Meet the 2017 Curtis Scholars
This group of youths is out to change the world.
Jay’Len Boone, 18 — San Antonio, Texas
Jay’Len was born in Detroit, Michigan, experiencing firsthand the hardships caused by poverty and growing up without access to resources. Jay’Len saw his environment as motivation to make a better life, not just for himself, but for the world.
Now a rising sophomore at University of Texas - San Antonio, Jay’Len has begun creating change in his new community through an education initiative he is launching, and by interning with MOVE San Antonio – a grassroots organization that mobilizes young people to vote and advocate for progressive issues.
Jay’Len hopes the skills he obtains through the Curtis Scholar program will allow him to grow as an advocate and shape his work both in San Antonio and Detroit, connecting local issues to global issues. In his free time you can find Jay’Len listening to Bruno Mars and scrolling Instagram.

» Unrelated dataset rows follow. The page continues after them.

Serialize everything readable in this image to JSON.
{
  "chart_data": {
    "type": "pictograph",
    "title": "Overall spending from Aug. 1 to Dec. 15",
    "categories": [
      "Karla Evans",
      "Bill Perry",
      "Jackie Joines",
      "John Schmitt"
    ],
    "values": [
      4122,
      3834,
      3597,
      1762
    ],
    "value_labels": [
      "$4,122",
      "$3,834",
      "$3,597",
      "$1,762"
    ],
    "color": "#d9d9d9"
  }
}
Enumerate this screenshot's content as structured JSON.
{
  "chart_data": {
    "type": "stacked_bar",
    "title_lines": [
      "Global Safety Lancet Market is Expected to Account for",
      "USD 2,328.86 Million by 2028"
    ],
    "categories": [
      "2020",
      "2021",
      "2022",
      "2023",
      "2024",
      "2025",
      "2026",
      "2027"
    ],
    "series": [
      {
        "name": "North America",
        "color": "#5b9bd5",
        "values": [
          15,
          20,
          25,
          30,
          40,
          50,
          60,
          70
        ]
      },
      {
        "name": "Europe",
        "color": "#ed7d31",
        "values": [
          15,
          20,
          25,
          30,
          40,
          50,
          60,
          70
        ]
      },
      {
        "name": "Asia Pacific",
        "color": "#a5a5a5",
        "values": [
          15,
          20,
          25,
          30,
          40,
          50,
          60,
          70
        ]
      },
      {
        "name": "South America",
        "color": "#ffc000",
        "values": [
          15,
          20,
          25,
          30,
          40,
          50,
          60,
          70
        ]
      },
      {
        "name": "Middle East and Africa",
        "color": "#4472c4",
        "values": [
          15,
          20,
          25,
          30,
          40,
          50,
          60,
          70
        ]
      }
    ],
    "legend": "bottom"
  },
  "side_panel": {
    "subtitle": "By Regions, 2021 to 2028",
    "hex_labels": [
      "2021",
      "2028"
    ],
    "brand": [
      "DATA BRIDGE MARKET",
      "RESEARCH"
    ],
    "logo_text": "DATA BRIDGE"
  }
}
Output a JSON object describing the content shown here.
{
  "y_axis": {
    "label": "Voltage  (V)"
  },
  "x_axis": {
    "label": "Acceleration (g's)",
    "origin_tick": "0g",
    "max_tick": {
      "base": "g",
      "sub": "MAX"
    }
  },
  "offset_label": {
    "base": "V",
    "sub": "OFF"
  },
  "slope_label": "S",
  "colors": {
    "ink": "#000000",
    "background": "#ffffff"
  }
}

Notable quote: “My past has shaped me into the man I am today and...revealed how much potential those in poverty have if given access to education, health”
PawLa La, 16 — Carrboro, North Carolina
PawLa is a refugee from the Burmese/Thai border. Her family was resettled in Carrboro, NC in 2008. She faced a huge learning curve coming to the United States knowing only “yes” and “no” in English. Despite this, PawLa La, which translates to “unique flower,” was able to overcome the hardships and was able to test out of ESL (English as a Second Language) by 4th grade due to her hard work and work ethic.
PawLa is most passionate about health and access to education as the keys to ending poverty. Education is particularly important to PawLa because her own mother never went to school, and she experienced first hand the second rate education in her refugee camp. She wants to “work for a world where every child can go to school,” an opportunity that is still not afforded to so many kids around the world.
Ariana Manley, 18 — Philadelphia, Pennsylvania
Ariana is a spoken word poet hailing from Philadelphia, PA. She believes in the power of poetry to speak truth to her lived experiences, to “shed light” on injustices, and to “be a mouthpiece for those who are silenced.” In this country, she feels “underrepresented, erased and alone.”
Ariana is a member of the Philadelphia Youth Poetry Movement, and a founding member of Philadelphia Youth Poetry Youth Council. Through the youth council, Ariana hopes to get more youth engaged in the community through a range of community service actions.
Additionally, Ariana works closely with her English teacher and poetry coach to deliver professional development workshops to teachers across the district on “ways to restructure lessons and projects to allow more for student voice.”
When she is not working on her poetry, creating more engaged students in her community, or helping teachers improve their lessons, you can find her jamming out to the new Paramore album.
Brooklyn Montgomery, 17 — Sahuarita, Arizona
Brooklyn is a high school student from Sahuarita, Arizona. As a hispanic female, and soon-to-be first generation college student, Brooklyn has felt the systemic barriers society imposes. She sees these barriers as motivation and strives to “stand up for those who are too afraid to do the same.”
Though in high school, Brooklyn has become deeply involved and active in her community. She volunteers regularly at food banks, and soup kitchens. She also organized and ran Operation Christmas Child at her school and started a program that provides funding for the homeless to purchase lost Identification cards, which are necessary to receive almost all forms of assistance.
As someone who plans on studying international relations in college, Brooklyn believes the Curtis Scholarship will allow her to develop the skill set she needs to be a “better person, advocate, and leader.” In her free time, you can find her reading, or listening to Coldplay and Edward Sharpe & The Magnetic Zeros.
Jonathan Muñez, 17 — Brooklyn, NY
Jonathan hails from Brooklyn, NY. Though faced with many adversities throughout his life, including difficulties caused by Hurricane Sandy in 2012, Jonathan is a testament that persistence is key. After being setback and falling behind in school due to Hurricane Sandy displacement, Jonathan transferred to an alternative high school where he has been able to get himself back on track.
In his letter of recommendation, Jonathan’s counselor referred to Jonathan as the “glue guy” due to his ability to connect with a variety of people and keep morale high during school trips and group activities when faced with a difficult situation.
Jonathan has never left the country and has only left New York once, when he went on a class trip to Washington D.C. where he was deeply moved by the African American History Museum. Jonathan works as a camp counselor over the summer. In his free time, he writes and records his own music.